En quoi consiste cette formation ?
Le cinéma Guérilla, c’est un terme qui nous vient des anglo-saxons et qui consiste à tourner son film avec les moyens du bord, sans attendre les financements extérieurs, l’accord de telle ou telle entité, d’un producteur ou d’un diffuseur. On a un scénario prêt, on retrousse ses manches et on y va.
Pendant ces 4 jours de formation, nous voyons toutes les étapes indispensables pour concevoir un film en mode Guérilla. Nous aborderons la préparation, les répétitions, le matériel, le tournage, la post-production…

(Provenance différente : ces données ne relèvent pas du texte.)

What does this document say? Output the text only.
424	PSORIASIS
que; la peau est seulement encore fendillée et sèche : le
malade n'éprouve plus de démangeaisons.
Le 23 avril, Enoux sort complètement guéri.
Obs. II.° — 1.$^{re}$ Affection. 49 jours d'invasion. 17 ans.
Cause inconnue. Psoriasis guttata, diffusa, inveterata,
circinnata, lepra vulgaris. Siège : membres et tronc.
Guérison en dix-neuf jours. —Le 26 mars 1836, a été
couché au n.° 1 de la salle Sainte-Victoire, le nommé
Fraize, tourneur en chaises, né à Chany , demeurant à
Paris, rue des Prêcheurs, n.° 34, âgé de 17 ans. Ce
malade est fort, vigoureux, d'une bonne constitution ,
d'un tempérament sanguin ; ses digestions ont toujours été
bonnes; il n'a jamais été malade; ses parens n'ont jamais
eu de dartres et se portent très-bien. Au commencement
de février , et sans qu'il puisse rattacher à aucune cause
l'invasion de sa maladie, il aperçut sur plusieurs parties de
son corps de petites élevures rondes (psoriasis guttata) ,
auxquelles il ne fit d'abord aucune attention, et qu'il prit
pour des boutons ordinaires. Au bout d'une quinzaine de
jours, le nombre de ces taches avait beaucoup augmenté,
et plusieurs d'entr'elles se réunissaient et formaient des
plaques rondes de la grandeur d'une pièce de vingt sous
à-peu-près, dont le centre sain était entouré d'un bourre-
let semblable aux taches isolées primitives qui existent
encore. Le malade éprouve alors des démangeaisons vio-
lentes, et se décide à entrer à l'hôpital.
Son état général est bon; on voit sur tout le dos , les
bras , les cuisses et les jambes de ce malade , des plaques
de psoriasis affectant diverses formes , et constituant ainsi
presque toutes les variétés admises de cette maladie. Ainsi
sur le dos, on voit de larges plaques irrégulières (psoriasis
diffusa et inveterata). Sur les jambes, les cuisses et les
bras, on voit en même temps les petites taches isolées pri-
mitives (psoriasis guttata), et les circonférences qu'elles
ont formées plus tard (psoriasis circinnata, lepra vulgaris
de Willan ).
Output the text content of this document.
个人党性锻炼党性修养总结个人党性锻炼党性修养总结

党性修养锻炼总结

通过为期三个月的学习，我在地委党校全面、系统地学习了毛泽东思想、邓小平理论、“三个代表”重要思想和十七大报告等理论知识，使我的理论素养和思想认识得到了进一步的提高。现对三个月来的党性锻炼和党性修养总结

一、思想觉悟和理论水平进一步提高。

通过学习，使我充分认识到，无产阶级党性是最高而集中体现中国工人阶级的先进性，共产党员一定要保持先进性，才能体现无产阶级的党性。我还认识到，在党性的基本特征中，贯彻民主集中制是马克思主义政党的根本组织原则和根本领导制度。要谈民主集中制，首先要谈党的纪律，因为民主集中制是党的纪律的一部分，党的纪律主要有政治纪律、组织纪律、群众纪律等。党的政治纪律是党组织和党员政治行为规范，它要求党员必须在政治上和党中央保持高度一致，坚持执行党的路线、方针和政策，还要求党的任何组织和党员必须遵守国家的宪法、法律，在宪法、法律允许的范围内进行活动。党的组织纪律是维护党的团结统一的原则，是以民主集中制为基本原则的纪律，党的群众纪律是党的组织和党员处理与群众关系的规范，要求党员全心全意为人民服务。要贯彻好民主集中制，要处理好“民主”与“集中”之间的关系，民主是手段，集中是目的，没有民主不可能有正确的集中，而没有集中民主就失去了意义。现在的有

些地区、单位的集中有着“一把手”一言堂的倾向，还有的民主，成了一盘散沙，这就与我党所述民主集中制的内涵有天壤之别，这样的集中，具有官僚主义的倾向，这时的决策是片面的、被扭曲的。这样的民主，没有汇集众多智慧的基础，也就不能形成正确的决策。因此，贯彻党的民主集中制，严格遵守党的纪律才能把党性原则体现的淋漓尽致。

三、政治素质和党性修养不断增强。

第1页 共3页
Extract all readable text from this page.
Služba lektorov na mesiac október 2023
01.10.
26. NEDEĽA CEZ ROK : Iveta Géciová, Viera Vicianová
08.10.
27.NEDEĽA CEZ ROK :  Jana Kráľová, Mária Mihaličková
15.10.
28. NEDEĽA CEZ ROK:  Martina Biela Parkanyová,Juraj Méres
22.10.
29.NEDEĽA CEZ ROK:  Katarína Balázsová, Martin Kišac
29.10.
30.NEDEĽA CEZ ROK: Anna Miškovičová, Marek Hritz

Il ne s’agit pas de réinventer la roue : les méthodes et les techniques de production d’un film sont les mêmes, qu’on ait un gros budget ou qu’on soit en cinéma indépendant. Mais parmi les particularités du cinéma Guérilla il y a celles de connaître les pièges et les erreurs communes, et surtout de développer une adaptabilité hors norme pour franchir les différentes étapes d’une production avec succès. Ne jamais baisser les bras. Il y a toujours une solution qui, par expérience, s’avère plus créative que la conventionnelle.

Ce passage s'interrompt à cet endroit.